Laverne Cox talks #MeToo and intersectionality
She says trans women often are not believed
Recently, Laverne Cox opened up on Katie Couric‘s podcast about the #MeToo movement and how more people can be included and feel that their voices and stories matter as well.
“I think we can always be more intersectional. We can always include more people. I don’t just experience the world as a trans woman. I experience the world as a Black person. I have multiple identities,” Cox said.
In the podcast, she went on to explain that trans women and women of color often have to fight harder for their stories to be believed.
For example, she pointed out that Harvey Weinstein didn’t deny any accusations until Lupita Nyong’o came forward.
“And I think, this can’t be a coincidence. Her Blackness can’t be a coincidence,” Cox said.
She then added that trans women often aren’t believed either: “I notice when some trans women have come forward and say that they have been sexually assaulted there has been a different tenor in terms of the ways they’ve been believed as opposed to other women who are not trans.”
Cox expressed her hope that the movement could expand and grow to be more inclusive, but noted that the movement needed to grow to effect real change: “It’s not just about including trans women, including women of color, including folks with disabilities or folks who are incarcerated, including all of these folks. But it’s, what does it mean to have these folks in leadership positions and decision-making roles?”

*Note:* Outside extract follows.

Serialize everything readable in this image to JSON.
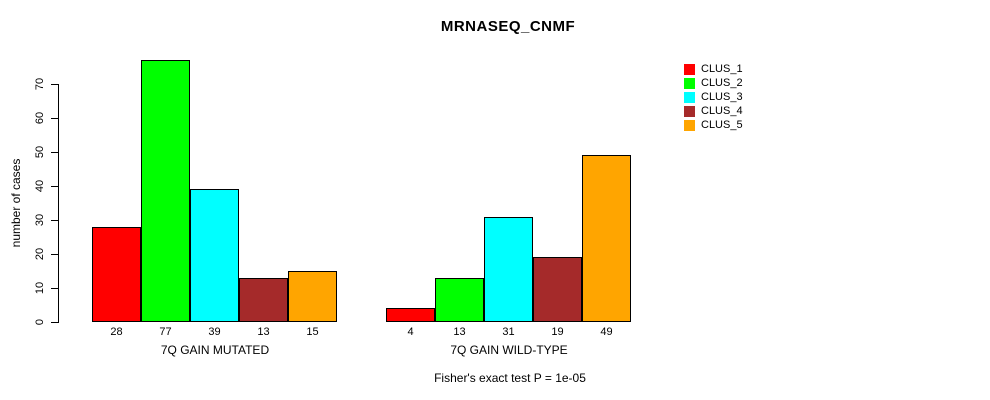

We need to talk to men about consent
Cox also told Couric that, with the growing movement, there needed to be a conversation with men about consent.
She recalled an experience confronting a man about a non-consensual experience. “What was interesting to me … is that he had no idea that his behavior was predatory, that he didn’t have consent. And I think so often the idea of consent is something that men aren’t really clear about,” she said.
But, she said, while it’s important to include men in the movement and to have that conversation about consent, women’s voice still needed to be heard first and foremost.
“For far too often we’ve listened to men and not listened to women. We’re at a point now where women are finally being believed and heard and we have to continue that. That doesn’t mean — because I love men — that doesn’t mean we hate men. That doesn’t mean to sort of demonize men. But we have to foreground the voices and experiences of women.”